VAEN models have been trained for 24 anti-cancer compounds from CCLE (https://portals.broadinstitute.org/ccle) and 251 compounds from the GDSC project (Release 7.0, version 17.3, access date: 8/29/2018). The full list of compounds can be found here.

During the training process, we explored different ways of preprocessing the input expression data:

• Rank-based inverse normal transformation (Rank)
• Z-score normalization of all genes for each sample (ZS)

We also explored different activation functions in VAE: (1) Sigmoid or (2) ReLU. In addition, we compared the VAEN models with the standard PCA method to compress the gene expression data before EN. Thus, there are a total of five models available in our website, including four variations of VAEN models using different combinations of the normalization methods (Rank, ZS) and two activation functions (Sigmoid and ReLU).

As demonstrated in our paper, for the majority of drugs and compounds, the model with rank-based inverse normal transformation companied with Sigmoid activation had the best overall performance. Thus, we highly suggest users to select this model in general. However, it should also be noticed that, for few drugs/compounds, the best model may be other combinations of the model. A performance comparison is listed below. In our website, we report all models for users’ information. You may always select the VAEN (Rank + Sigmoid) model while also check for the performance table.

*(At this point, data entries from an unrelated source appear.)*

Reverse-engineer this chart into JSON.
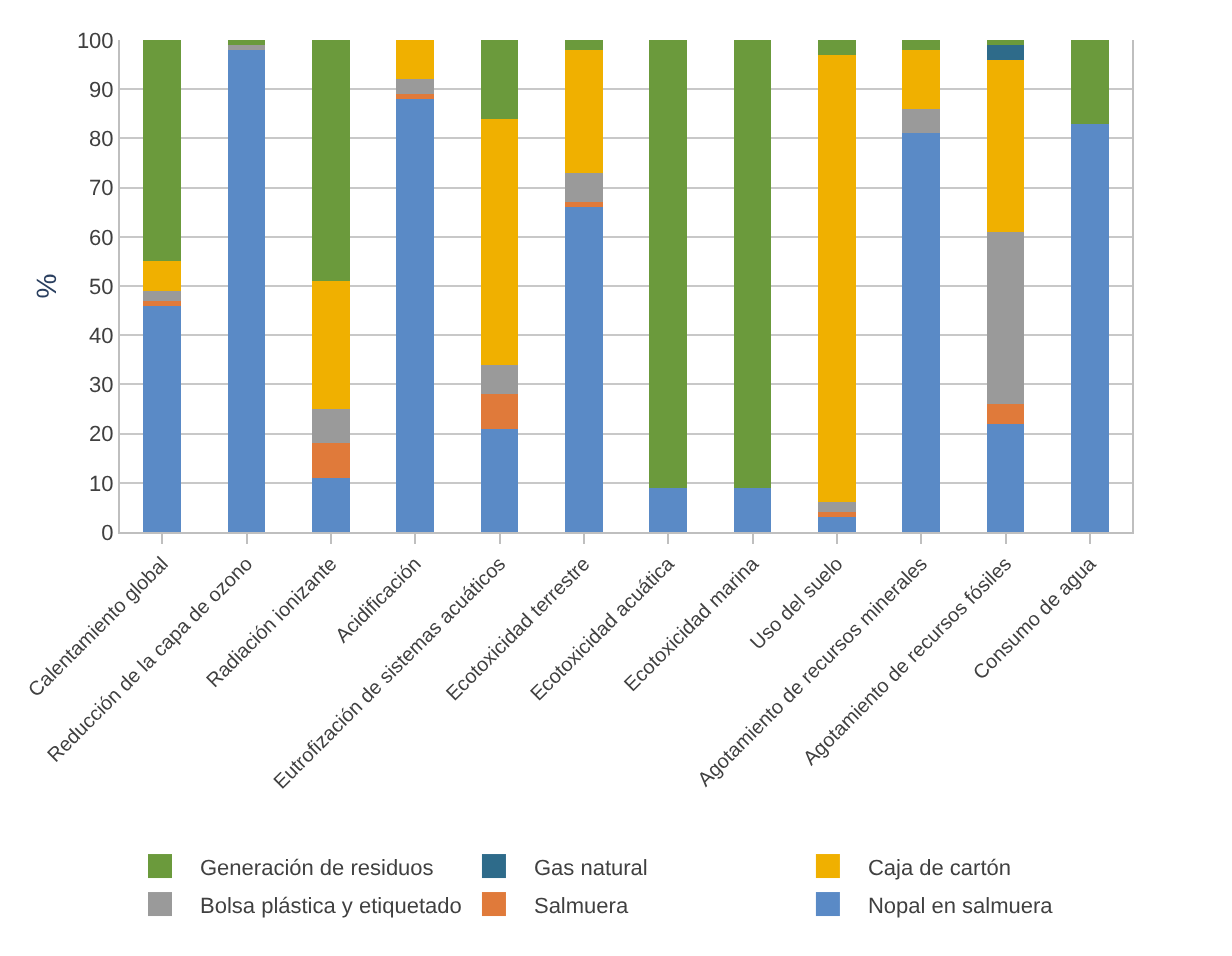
{
  "chart_data": {
    "type": "bar",
    "stacked": true,
    "ylabel": "%",
    "categories": [
      "Calentamiento global",
      "Reducción de la capa de ozono",
      "Radiación ionizante",
      "Acidificación",
      "Eutrofización de sistemas acuáticos",
      "Ecotoxicidad terrestre",
      "Ecotoxicidad acuática",
      "Ecotoxicidad marina",
      "Uso del suelo",
      "Agotamiento de recursos minerales",
      "Agotamiento de recursos fósiles",
      "Consumo de agua"
    ],
    "series": [
      {
        "name": "Nopal en salmuera",
        "color": "#5a8ac6",
        "values": [
          46,
          98,
          11,
          88,
          21,
          66,
          9,
          9,
          3,
          81,
          22,
          83
        ]
      },
      {
        "name": "Salmuera",
        "color": "#e07a3a",
        "values": [
          1,
          0,
          7,
          1,
          7,
          1,
          0,
          0,
          1,
          0,
          4,
          0
        ]
      },
      {
        "name": "Bolsa plástica y etiquetado",
        "color": "#9a9a9a",
        "values": [
          2,
          1,
          7,
          3,
          6,
          6,
          0,
          0,
          2,
          5,
          35,
          0
        ]
      },
      {
        "name": "Caja de cartón",
        "color": "#f0b000",
        "values": [
          6,
          0,
          26,
          8,
          50,
          25,
          0,
          0,
          91,
          12,
          35,
          0
        ]
      },
      {
        "name": "Gas natural",
        "color": "#2e6b8a",
        "values": [
          0,
          0,
          0,
          0,
          0,
          0,
          0,
          0,
          0,
          0,
          3,
          0
        ]
      },
      {
        "name": "Generación de residuos",
        "color": "#6b9a3c",
        "values": [
          45,
          1,
          49,
          0,
          16,
          2,
          91,
          91,
          3,
          2,
          1,
          17
        ]
      }
    ],
    "ylim": [
      0,
      100
    ],
    "yticks": [
      0,
      10,
      20,
      30,
      40,
      50,
      60,
      70,
      80,
      90,
      100
    ],
    "grid": "y",
    "legend": "bottom"
  }
}
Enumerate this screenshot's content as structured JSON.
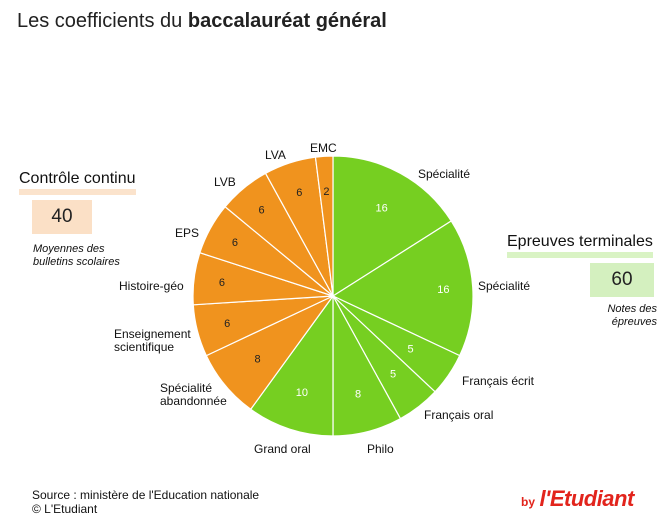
{
  "header": {
    "title_prefix": "Les coefficients du ",
    "title_bold": "baccalauréat général"
  },
  "groups": {
    "controle_continu": {
      "title": "Contrôle continu",
      "total": "40",
      "note": "Moyennes des bulletins scolaires"
    },
    "epreuves_terminales": {
      "title": "Epreuves terminales",
      "total": "60",
      "note": "Notes des épreuves"
    }
  },
  "footer": {
    "source": "Source : ministère de l'Education nationale",
    "copyright": "© L'Etudiant",
    "logo_by": "by",
    "logo_brand": "l'Etudiant"
  },
  "colors": {
    "controle_continu": "#f0931e",
    "epreuves_terminales": "#76cf21",
    "logo": "#e2241c"
  },
  "chart_data": {
    "type": "pie",
    "start": "12 o'clock",
    "direction": "clockwise",
    "slices": [
      {
        "label": "Spécialité",
        "value": 16,
        "group": "epreuves_terminales"
      },
      {
        "label": "Spécialité",
        "value": 16,
        "group": "epreuves_terminales"
      },
      {
        "label": "Français écrit",
        "value": 5,
        "group": "epreuves_terminales"
      },
      {
        "label": "Français oral",
        "value": 5,
        "group": "epreuves_terminales"
      },
      {
        "label": "Philo",
        "value": 8,
        "group": "epreuves_terminales"
      },
      {
        "label": "Grand oral",
        "value": 10,
        "group": "epreuves_terminales"
      },
      {
        "label": "Spécialité abandonnée",
        "value": 8,
        "group": "controle_continu"
      },
      {
        "label": "Enseignement scientifique",
        "value": 6,
        "group": "controle_continu"
      },
      {
        "label": "Histoire-géo",
        "value": 6,
        "group": "controle_continu"
      },
      {
        "label": "EPS",
        "value": 6,
        "group": "controle_continu"
      },
      {
        "label": "LVB",
        "value": 6,
        "group": "controle_continu"
      },
      {
        "label": "LVA",
        "value": 6,
        "group": "controle_continu"
      },
      {
        "label": "EMC",
        "value": 2,
        "group": "controle_continu"
      }
    ]
  }
}
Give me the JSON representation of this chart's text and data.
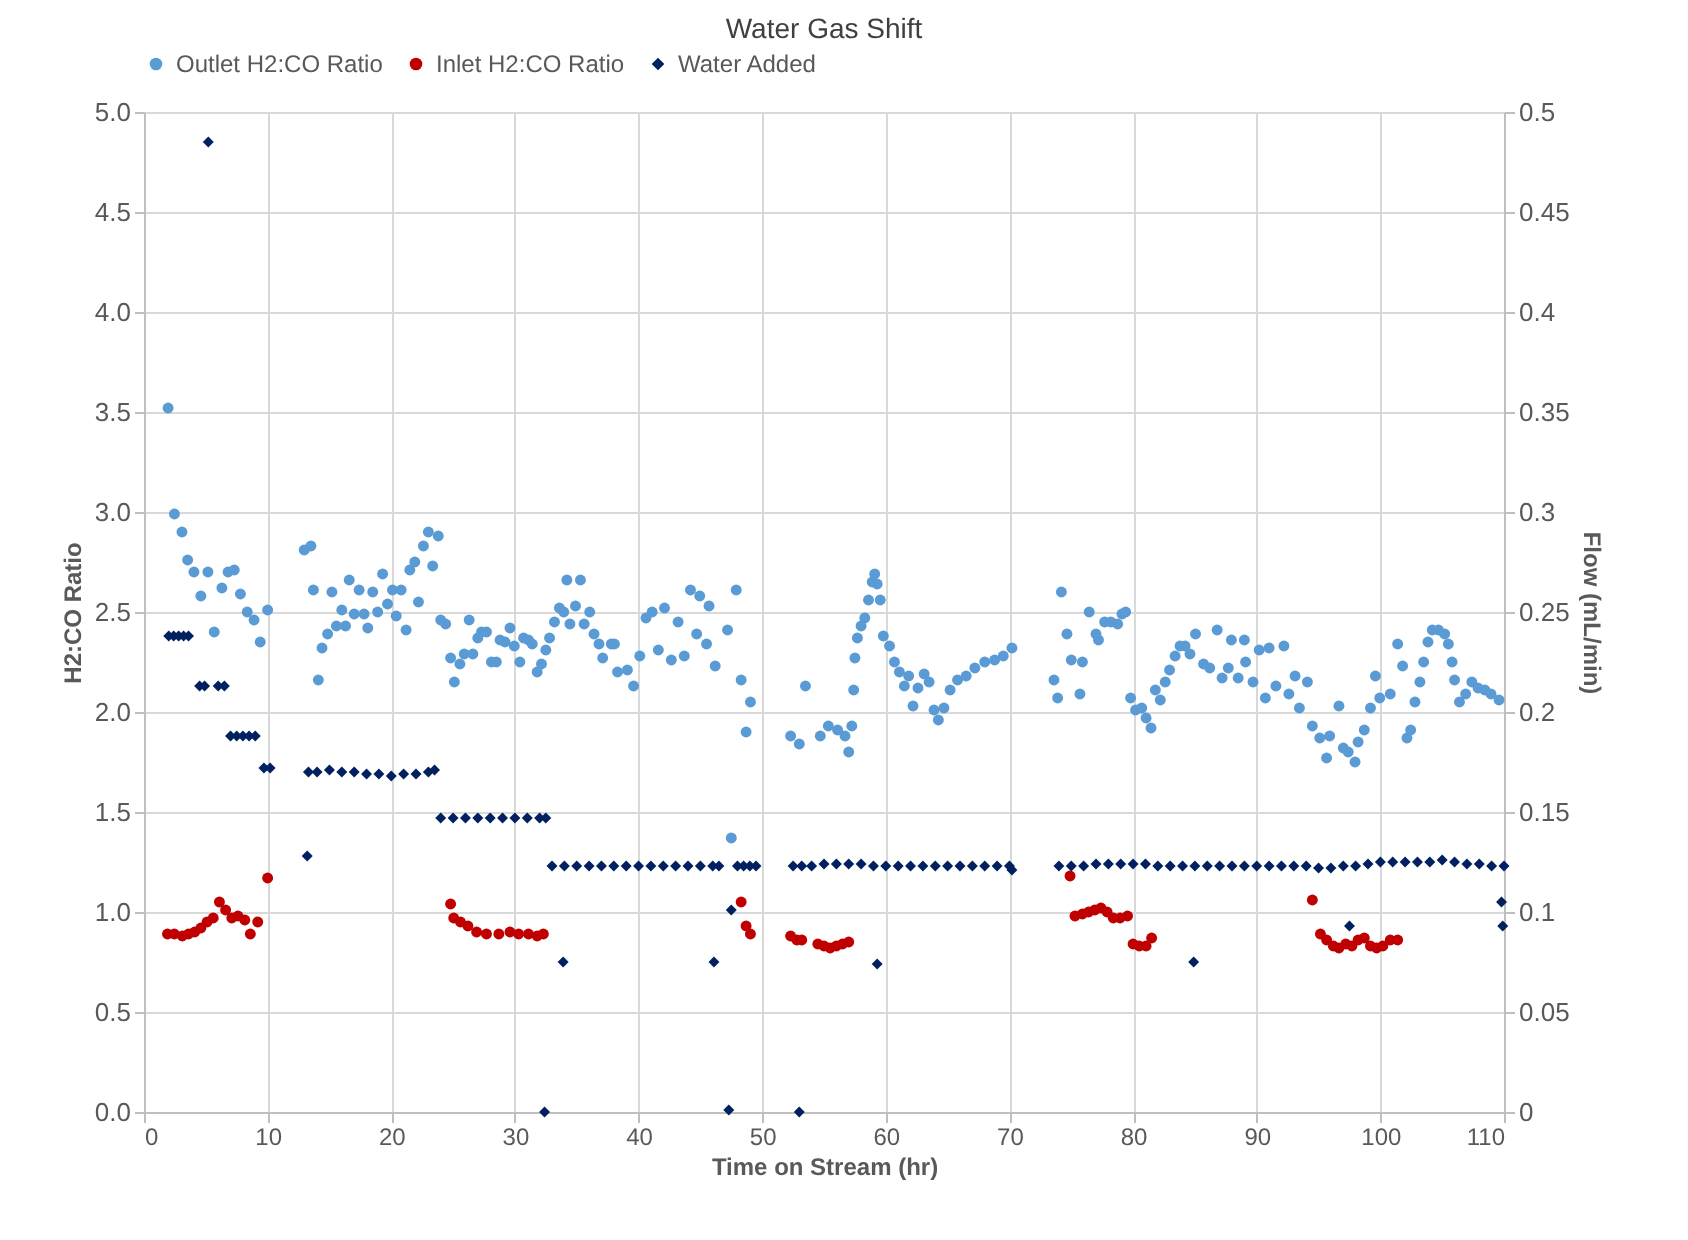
{
  "chart_data": {
    "type": "scatter",
    "title": "Water Gas Shift",
    "xlabel": "Time on Stream (hr)",
    "ylabel": "H2:CO Ratio",
    "y2label": "Flow (mL/min)",
    "xlim": [
      0,
      110
    ],
    "xticks": [
      0,
      10,
      20,
      30,
      40,
      50,
      60,
      70,
      80,
      90,
      100,
      110
    ],
    "ylim": [
      0,
      5
    ],
    "yticks": [
      {
        "value": 0,
        "label": "0.0"
      },
      0.5,
      {
        "value": 1,
        "label": "1.0"
      },
      1.5,
      {
        "value": 2,
        "label": "2.0"
      },
      2.5,
      {
        "value": 3,
        "label": "3.0"
      },
      3.5,
      {
        "value": 4,
        "label": "4.0"
      },
      4.5,
      {
        "value": 5,
        "label": "5.0"
      }
    ],
    "y2lim": [
      0,
      0.5
    ],
    "y2ticks": [
      0,
      0.05,
      0.1,
      0.15,
      0.2,
      0.25,
      0.3,
      0.35,
      0.4,
      0.45,
      0.5
    ],
    "grid": true,
    "legend": "top",
    "series": [
      {
        "name": "Outlet H2:CO Ratio",
        "color": "#5b9bd5",
        "marker": "circle",
        "x": [
          1.95,
          2.46,
          3.07,
          3.53,
          4.04,
          4.6,
          5.17,
          5.68,
          6.3,
          6.8,
          7.3,
          7.8,
          8.35,
          8.9,
          9.4,
          10.0,
          12.96,
          13.5,
          13.7,
          14.1,
          14.4,
          14.85,
          15.2,
          15.56,
          16.0,
          16.3,
          16.6,
          17.0,
          17.4,
          17.8,
          18.1,
          18.5,
          18.9,
          19.3,
          19.7,
          20.1,
          20.4,
          20.8,
          21.2,
          21.5,
          21.9,
          22.2,
          22.6,
          23.0,
          23.35,
          23.8,
          24.0,
          24.4,
          24.8,
          25.1,
          25.55,
          25.9,
          26.3,
          26.6,
          27.0,
          27.3,
          27.7,
          28.1,
          28.5,
          28.8,
          29.2,
          29.6,
          29.95,
          30.4,
          30.7,
          31.1,
          31.4,
          31.8,
          32.15,
          32.5,
          32.8,
          33.2,
          33.6,
          33.95,
          34.2,
          34.45,
          34.9,
          35.3,
          35.6,
          36.05,
          36.4,
          36.8,
          37.1,
          37.8,
          38.3,
          38.05,
          39.1,
          39.6,
          40.1,
          40.6,
          41.1,
          41.6,
          42.1,
          42.65,
          43.2,
          43.7,
          44.2,
          44.7,
          44.95,
          45.5,
          45.7,
          46.2,
          47.2,
          47.5,
          47.9,
          48.3,
          48.7,
          49.05,
          52.3,
          53.0,
          53.5,
          54.7,
          55.35,
          56.1,
          56.7,
          57.0,
          57.25,
          57.4,
          57.5,
          57.7,
          58.0,
          58.3,
          58.6,
          58.9,
          59.1,
          59.3,
          59.55,
          59.8,
          60.3,
          60.7,
          61.1,
          61.5,
          61.85,
          62.2,
          62.6,
          63.1,
          63.5,
          63.9,
          64.25,
          64.7,
          65.2,
          65.8,
          66.5,
          67.2,
          68.0,
          68.8,
          69.5,
          70.2,
          73.6,
          73.9,
          74.2,
          74.65,
          75.0,
          75.7,
          75.9,
          76.45,
          77.0,
          77.2,
          77.7,
          78.2,
          78.75,
          79.1,
          79.4,
          79.8,
          80.2,
          80.7,
          81.05,
          81.45,
          81.8,
          82.2,
          82.6,
          82.95,
          83.4,
          83.8,
          84.2,
          84.6,
          85.05,
          85.7,
          86.2,
          86.8,
          87.2,
          87.7,
          87.95,
          88.5,
          89.0,
          89.1,
          89.7,
          90.2,
          90.7,
          91.0,
          91.55,
          92.2,
          92.6,
          93.1,
          93.45,
          94.1,
          94.5,
          95.1,
          95.65,
          95.9,
          96.65,
          97.0,
          97.4,
          97.95,
          98.2,
          98.7,
          99.2,
          99.6,
          99.95,
          100.8,
          101.4,
          101.8,
          102.15,
          102.45,
          102.8,
          103.2,
          103.5,
          103.85,
          104.2,
          104.7,
          105.2,
          105.5,
          105.8,
          106.0,
          106.4,
          106.9,
          107.4,
          107.9,
          108.45,
          108.95,
          109.6
        ],
        "values": [
          3.52,
          2.99,
          2.9,
          2.76,
          2.7,
          2.58,
          2.7,
          2.4,
          2.62,
          2.7,
          2.71,
          2.59,
          2.5,
          2.46,
          2.35,
          2.51,
          2.81,
          2.83,
          2.61,
          2.16,
          2.32,
          2.39,
          2.6,
          2.43,
          2.51,
          2.43,
          2.66,
          2.49,
          2.61,
          2.49,
          2.42,
          2.6,
          2.5,
          2.69,
          2.54,
          2.61,
          2.48,
          2.61,
          2.41,
          2.71,
          2.75,
          2.55,
          2.83,
          2.9,
          2.73,
          2.88,
          2.46,
          2.44,
          2.27,
          2.15,
          2.24,
          2.29,
          2.46,
          2.29,
          2.37,
          2.4,
          2.4,
          2.25,
          2.25,
          2.36,
          2.35,
          2.42,
          2.33,
          2.25,
          2.37,
          2.36,
          2.34,
          2.2,
          2.24,
          2.31,
          2.37,
          2.45,
          2.52,
          2.5,
          2.66,
          2.44,
          2.53,
          2.66,
          2.44,
          2.5,
          2.39,
          2.34,
          2.27,
          2.34,
          2.2,
          2.34,
          2.21,
          2.13,
          2.28,
          2.47,
          2.5,
          2.31,
          2.52,
          2.26,
          2.45,
          2.28,
          2.61,
          2.39,
          2.58,
          2.34,
          2.53,
          2.23,
          2.41,
          1.37,
          2.61,
          2.16,
          1.9,
          2.05,
          1.88,
          1.84,
          2.13,
          1.88,
          1.93,
          1.91,
          1.88,
          1.8,
          1.93,
          2.11,
          2.27,
          2.37,
          2.43,
          2.47,
          2.56,
          2.65,
          2.69,
          2.64,
          2.56,
          2.38,
          2.33,
          2.25,
          2.2,
          2.13,
          2.18,
          2.03,
          2.12,
          2.19,
          2.15,
          2.01,
          1.96,
          2.02,
          2.11,
          2.16,
          2.18,
          2.22,
          2.25,
          2.26,
          2.28,
          2.32,
          2.16,
          2.07,
          2.6,
          2.39,
          2.26,
          2.09,
          2.25,
          2.5,
          2.39,
          2.36,
          2.45,
          2.45,
          2.44,
          2.49,
          2.5,
          2.07,
          2.01,
          2.02,
          1.97,
          1.92,
          2.11,
          2.06,
          2.15,
          2.21,
          2.28,
          2.33,
          2.33,
          2.29,
          2.39,
          2.24,
          2.22,
          2.41,
          2.17,
          2.22,
          2.36,
          2.17,
          2.36,
          2.25,
          2.15,
          2.31,
          2.07,
          2.32,
          2.13,
          2.33,
          2.09,
          2.18,
          2.02,
          2.15,
          1.93,
          1.87,
          1.77,
          1.88,
          2.03,
          1.82,
          1.8,
          1.75,
          1.85,
          1.91,
          2.02,
          2.18,
          2.07,
          2.09,
          2.34,
          2.23,
          1.87,
          1.91,
          2.05,
          2.15,
          2.25,
          2.35,
          2.41,
          2.41,
          2.39,
          2.34,
          2.25,
          2.16,
          2.05,
          2.09,
          2.15,
          2.12,
          2.11,
          2.09,
          2.06
        ]
      },
      {
        "name": "Inlet H2:CO Ratio",
        "color": "#c00000",
        "marker": "circle",
        "x": [
          1.9,
          2.45,
          3.1,
          3.6,
          4.1,
          4.6,
          5.1,
          5.6,
          6.1,
          6.6,
          7.1,
          7.6,
          8.15,
          8.6,
          9.2,
          10.0,
          24.8,
          25.05,
          25.6,
          26.2,
          26.9,
          27.7,
          28.7,
          29.6,
          30.3,
          31.1,
          31.8,
          32.3,
          48.3,
          48.7,
          49.05,
          52.3,
          52.8,
          53.2,
          54.5,
          55.0,
          55.5,
          56.0,
          56.5,
          57.0,
          74.9,
          75.3,
          75.9,
          76.4,
          76.9,
          77.4,
          77.9,
          78.4,
          78.95,
          79.55,
          80.0,
          80.5,
          81.05,
          81.5,
          94.5,
          95.15,
          95.65,
          96.2,
          96.65,
          97.2,
          97.7,
          98.2,
          98.7,
          99.2,
          99.7,
          100.2,
          100.8,
          101.4
        ],
        "values": [
          0.89,
          0.89,
          0.88,
          0.89,
          0.9,
          0.92,
          0.95,
          0.97,
          1.05,
          1.01,
          0.97,
          0.98,
          0.96,
          0.89,
          0.95,
          1.17,
          1.04,
          0.97,
          0.95,
          0.93,
          0.9,
          0.89,
          0.89,
          0.9,
          0.89,
          0.89,
          0.88,
          0.89,
          1.05,
          0.93,
          0.89,
          0.88,
          0.86,
          0.86,
          0.84,
          0.83,
          0.82,
          0.83,
          0.84,
          0.85,
          1.18,
          0.98,
          0.99,
          1.0,
          1.01,
          1.02,
          1.0,
          0.97,
          0.97,
          0.98,
          0.84,
          0.83,
          0.83,
          0.87,
          1.06,
          0.89,
          0.86,
          0.83,
          0.82,
          0.84,
          0.83,
          0.86,
          0.87,
          0.83,
          0.82,
          0.83,
          0.86,
          0.86
        ]
      },
      {
        "name": "Water Added",
        "color": "#002060",
        "marker": "diamond",
        "axis": "y2",
        "x": [
          2.0,
          2.4,
          2.8,
          3.2,
          3.6,
          4.5,
          4.9,
          5.2,
          6.0,
          6.5,
          7.0,
          7.5,
          8.0,
          8.5,
          9.0,
          9.7,
          10.2,
          13.2,
          13.3,
          14,
          15,
          16,
          17,
          18,
          19,
          20,
          21,
          22,
          23,
          23.5,
          24,
          25,
          26,
          27,
          28,
          29,
          30,
          31,
          32,
          32.5,
          32.4,
          33,
          34,
          35,
          36,
          37,
          38,
          39,
          40,
          41,
          42,
          43,
          44,
          45,
          46,
          46.5,
          48,
          48.5,
          49,
          49.5,
          33.9,
          46.1,
          47.5,
          47.3,
          52.5,
          53.2,
          54,
          55,
          56,
          57,
          58,
          59,
          60,
          61,
          62,
          63,
          64,
          65,
          66,
          67,
          68,
          69,
          70,
          70.2,
          53.0,
          59.3,
          74,
          75,
          76,
          77,
          78,
          79,
          80,
          81,
          82,
          83,
          84,
          85,
          86,
          87,
          88,
          89,
          90,
          91,
          92,
          93,
          94,
          95,
          96,
          97,
          98,
          99,
          100,
          101,
          102,
          103,
          104,
          105,
          106,
          107,
          108,
          109,
          110,
          84.9,
          97.5,
          109.8,
          109.9
        ],
        "values": [
          0.238,
          0.238,
          0.238,
          0.238,
          0.238,
          0.213,
          0.213,
          0.485,
          0.213,
          0.213,
          0.188,
          0.188,
          0.188,
          0.188,
          0.188,
          0.172,
          0.172,
          0.128,
          0.17,
          0.17,
          0.171,
          0.17,
          0.17,
          0.169,
          0.169,
          0.168,
          0.169,
          0.169,
          0.17,
          0.171,
          0.147,
          0.147,
          0.147,
          0.147,
          0.147,
          0.147,
          0.147,
          0.147,
          0.147,
          0.147,
          0.0,
          0.123,
          0.123,
          0.123,
          0.123,
          0.123,
          0.123,
          0.123,
          0.123,
          0.123,
          0.123,
          0.123,
          0.123,
          0.123,
          0.123,
          0.123,
          0.123,
          0.123,
          0.123,
          0.123,
          0.075,
          0.075,
          0.101,
          0.001,
          0.123,
          0.123,
          0.123,
          0.124,
          0.124,
          0.124,
          0.124,
          0.123,
          0.123,
          0.123,
          0.123,
          0.123,
          0.123,
          0.123,
          0.123,
          0.123,
          0.123,
          0.123,
          0.123,
          0.121,
          0.0,
          0.074,
          0.123,
          0.123,
          0.123,
          0.124,
          0.124,
          0.124,
          0.124,
          0.124,
          0.123,
          0.123,
          0.123,
          0.123,
          0.123,
          0.123,
          0.123,
          0.123,
          0.123,
          0.123,
          0.123,
          0.123,
          0.123,
          0.122,
          0.122,
          0.123,
          0.123,
          0.124,
          0.125,
          0.125,
          0.125,
          0.125,
          0.125,
          0.126,
          0.125,
          0.124,
          0.124,
          0.123,
          0.123,
          0.075,
          0.093,
          0.105,
          0.093
        ]
      }
    ]
  }
}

1. Job identifier: Job identifier can be generated automatically or customized by the submitter. It is confidential to other users and can be used for job status monitoring and result retrieval.(See Results page).It is required.
2. Model selection: DrVAEN supports 5 backend-VAE models for expression data representation. As aforementioned, Rank+Sigmoid is a safe selection though you may also check for other models for comparison.
3. Drug panel: There are 24 drugs in CCLE panel and 251 drugs in GDSC panel (14 drugs are shared by both CCLE and GDSC). We have set a limitation on the total number of selected compounds to 50. For each job, users can submit up to 50 drugs. It will take up to 10 minutes to finish.
4. Expression file: An expression file must be uploaded. The file should be in TSV format with genes in rows and samples in columns. For genes, we support Gene symbols, NCBI gene IDs, and Ensembl IDs (e.g., ENSG00000123091. No dot suffix). Please refer to the example dataset.
   Example format:

   	sample1	sample2	......	sampleN
   Gene1
   Gene2
   ......
   GeneX

(1) Predicted drug response velues

For each selected model, DrVAEN will generate a data table to show the predicted drug response values for all submitted drugs. Of note, in CCLE, we used ActArea as the measurement of drug response. ActArea had a negative relationship with IC50 (i.e., a low IC50 means a high ActArea and high sensitivity). In GDSC, we used –LN(IC50) as the measurement of drug response and, thus, the predicted values had the same trend as ActArea, i.e., a high predicted value indicates a high sensitivity.

(2) Drug rank summary table

For each sample in the expression file, the predicted response value for each drug is compared with the predicted drug response data for TCGA pan-cancer samples (10459 samples across 33 cancer types). The rank of the user-input drugs in each sample was calculated as compared to all 10459 TCGA samples. For each drug, a lower rank number indicates the sample receives higher drug response (higher sensitivity). This table shows the sorted drugs in each sample based the rank.

(3) Drug response distribution and comparison with TCGA Data

The distributions of the predicted drug response for user submitted data and TCGA data will be displayed as boxplots. Users can compare their drug response results with the predicted drug responses for TCGA pan-cancer samples (all cancer types are shown in one box, for the drug response distribution in each cancer type, you can check them in our designed function DrTCGA).

At the page bottom, a “download” button is provided for downloading all the results.

Job queue. DrVAEN implements a queue mechanism. Our DrVAEN webserver can run five jobs at the same time (note: each job can contain multiple samples). When a new job is submitted, if there are less than 5 jobs running, the newly submitted job will be ran directly with a "Running" status. Otherwise, the new job will be put into the waitlist with a "Pending" status. Once a job is finished, DrVAEN will check the queue and pick the next job to run until the waitlist is empty. The results page allows users to monitor the job queue and check their own job status by retrieving their job ID. The job ID is partially masked for a confidential purpose.